Cannabis wird legalisiert, so die Ankündigung der Bundesregierung. Kiff-Fans freuen sich, "Gras" endlich legal besitzen zu dürfen, Kritikerinnen und Kritiker sehen bereits die dritte Volksdroge auf dem Vormarsch, neben Tabak und Alkohol. Dabei galt Cannabis im 19. Jahrhundert noch als medizinisches Allheilmittel und war in Deutschland bis 1929 komplett legal. Warum wurde die Kulturpflanze plötzlich zur Droge, ihr Besitz zur Straftat?

Cannabis gehört zu den ältesten Kulturpflanzen der Menschheit. Seit Jahrtausenden werden die Hanfpflanze und ihr Harz geraucht, gegessen, getrunken oder inhaliert – bis vor fast 100 Jahren ein internationales Abkommen den Konsum zu Genusszwecken verbot. Was viele nicht wissen: Deutschland war damals gegen ein Drogengesetz. Ein Blick in die Drogen-Historie des Reiches zeigt, warum es den Vertrag dennoch unterzeichnete.

Cannabis als anerkanntes Allheilmittel 

Der erste Nachweis einer medizinischen Nutzung von Cannabis stammt aus der Zeit um 2.700 v. Chr. Ein chinesisches Heilkundebuch empfahl den Konsum unter anderem bei Rheuma- und Gichterkrankungen.
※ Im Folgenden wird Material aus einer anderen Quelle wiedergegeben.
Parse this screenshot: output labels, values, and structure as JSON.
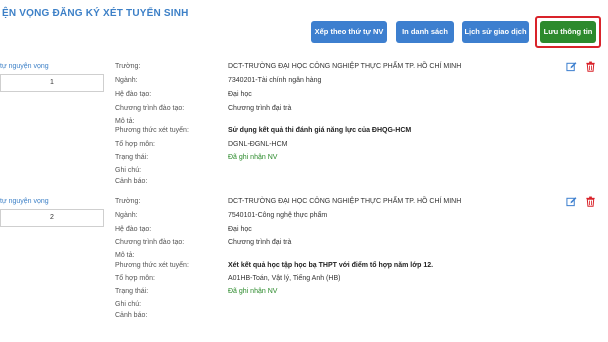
{
  "page": {
    "title": "ỆN VỌNG ĐĂNG KÝ XÉT TUYỂN SINH"
  },
  "toolbar": {
    "sort_button": "Xếp theo thứ tự NV",
    "print_button": "In danh sách",
    "history_button": "Lịch sử giao dịch",
    "save_button": "Lưu thông tin"
  },
  "labels": {
    "truong": "Trường:",
    "nganh": "Ngành:",
    "he_dao_tao": "Hệ đào tạo:",
    "chuong_trinh": "Chương trình đào tạo:",
    "mo_ta": "Mô tả:",
    "phuong_thuc": "Phương thức xét tuyển:",
    "to_hop": "Tổ hợp môn:",
    "trang_thai": "Trạng thái:",
    "ghi_chu": "Ghi chú:",
    "canh_bao": "Cảnh báo:"
  },
  "wishes": [
    {
      "order_label": "tự nguyện vọng",
      "order": "1",
      "truong": "DCT-TRƯỜNG ĐẠI HỌC CÔNG NGHIỆP THỰC PHẨM TP. HỒ CHÍ MINH",
      "nganh": "7340201-Tài chính ngân hàng",
      "he_dao_tao": "Đại học",
      "chuong_trinh": "Chương trình đại trà",
      "mo_ta": "",
      "phuong_thuc": "Sử dụng kết quả thi đánh giá năng lực của ĐHQG-HCM",
      "to_hop": "DGNL-ĐGNL-HCM",
      "trang_thai": "Đã ghi nhận NV",
      "ghi_chu": "",
      "canh_bao": ""
    },
    {
      "order_label": "tự nguyện vọng",
      "order": "2",
      "truong": "DCT-TRƯỜNG ĐẠI HỌC CÔNG NGHIỆP THỰC PHẨM TP. HỒ CHÍ MINH",
      "nganh": "7540101-Công nghệ thực phẩm",
      "he_dao_tao": "Đại học",
      "chuong_trinh": "Chương trình đại trà",
      "mo_ta": "",
      "phuong_thuc": "Xét kết quả học tập học bạ THPT với điểm tổ hợp năm lớp 12.",
      "to_hop": "A01HB-Toán, Vật lý, Tiếng Anh (HB)",
      "trang_thai": "Đã ghi nhận NV",
      "ghi_chu": "",
      "canh_bao": ""
    }
  ],
  "colors": {
    "title": "#3d80c7",
    "button_blue": "#3d7fcf",
    "button_green": "#2d8a2d",
    "highlight": "#d9232a",
    "status_green": "#2a8a2a",
    "edit_icon": "#3d7fcf",
    "delete_icon": "#d9232a"
  },
  "icons": {
    "edit": "edit-icon",
    "delete": "trash-icon"
  }
}
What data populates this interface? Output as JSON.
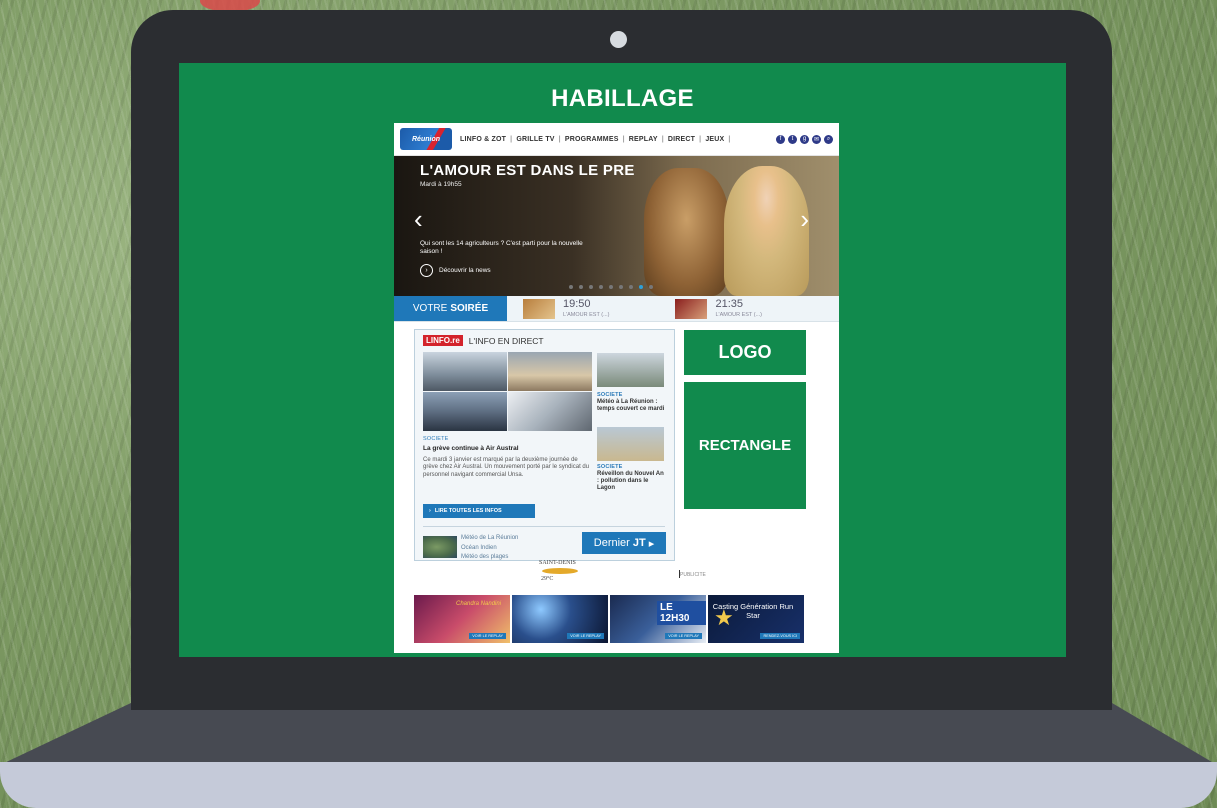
{
  "screen": {
    "label": "HABILLAGE"
  },
  "placeholders": {
    "logo": "LOGO",
    "rectangle": "RECTANGLE"
  },
  "site": {
    "logo_text": "Réunion",
    "nav": [
      "LINFO & ZOT",
      "GRILLE TV",
      "PROGRAMMES",
      "REPLAY",
      "DIRECT",
      "JEUX"
    ],
    "hero": {
      "title": "L'AMOUR EST DANS LE PRE",
      "subtitle": "Mardi à 19h55",
      "text": "Qui sont les 14 agriculteurs ? C'est parti pour la nouvelle saison !",
      "cta": "Découvrir la news",
      "slides": 9,
      "active_slide": 7
    },
    "soiree": {
      "label_prefix": "VOTRE",
      "label_bold": "SOIRÉE",
      "slots": [
        {
          "time": "19:50",
          "title": "L'AMOUR EST (...)"
        },
        {
          "time": "21:35",
          "title": "L'AMOUR EST (...)"
        }
      ]
    },
    "info": {
      "logo": "LINFO.re",
      "title": "L'INFO EN DIRECT",
      "main_category": "SOCIETE",
      "main_headline": "La grève continue à Air Austral",
      "main_text": "Ce mardi 3 janvier est marqué par la deuxième journée de grève chez Air Austral. Un mouvement porté par le syndicat du personnel navigant commercial Unsa.",
      "side1_category": "SOCIETE",
      "side1_text": "Météo à La Réunion : temps couvert ce mardi",
      "side2_category": "SOCIETE",
      "side2_text": "Réveillon du Nouvel An : pollution dans le Lagon",
      "read_all": "LIRE TOUTES LES INFOS",
      "meteo_links": [
        "Météo de La Réunion",
        "Océan Indien",
        "Météo des plages"
      ],
      "dernier_prefix": "Dernier",
      "dernier_bold": "JT",
      "weather_city": "SAINT-DENIS",
      "weather_temp": "29°C",
      "pub": "PUBLICITE"
    },
    "banners": [
      {
        "tag": "",
        "corner": "Chandra Nandini",
        "mini": "VOIR LE REPLAY"
      },
      {
        "tag": "",
        "corner": "",
        "mini": "VOIR LE REPLAY"
      },
      {
        "tag": "LE 12H30",
        "corner": "",
        "mini": "VOIR LE REPLAY"
      },
      {
        "tag": "",
        "corner": "",
        "casting": "Casting Génération Run Star",
        "mini": "RENDEZ-VOUS ICI"
      }
    ]
  }
}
Im Mittelalter hielt die Hanfpflanze Einzug in die europäische Klostermedizin, Nonnen und Mönche schätzten sie wegen ihrer schmerzlindernden und verdauungsfördernden Wirkung. Ihr Siegeszug als Allheilmittel begann jedoch erst im 19. Jahrhundert: In Europa, Großbritannien und den USA wurden pflanzliche Cannabis-Produkte gegen Kopfschmerzen, Rheuma, Epilepsie, Asthma und Schlafstörungen verschrieben. Mit der Entwicklung synthetischer Arzneien verloren sie jedoch wieder an Bedeutung.

Die uralte Geschichte des High-Seins

Die Geschichte der Drogen ist so alt wie die Menschheit selbst. In Zentralafrika war es die Rinde der Iboga-Pflanze, in Südamerika ein Pflanzensud aus Ayahuasca-Lianen und Blättern des Chacruna-Baumes, in Mexiko der Kaktus Peyote, der die Sinne unserer Vorfahren schwinden ließ. Im alten Mesopotamien trank man erstmals vergorenen Getreidesaft, den wir heute als Bier bezeichnen würden, und die betäubende Wirkung von Schlafmohn war schon den Römern bekannt. Die meisten dieser Substanzen wurden ursprünglich für religiöse und spirituelle Zwecke oder als Heilmittel genutzt. Um 1.600 entstand die Bezeichnung "Droge" für getrocknete Pflanzen, Pilze, Tiere und Mineralien, die pharmazeutisch nutzbar waren. Erst im 20. Jahrhundert wurde der Begriff negativ konnotiert.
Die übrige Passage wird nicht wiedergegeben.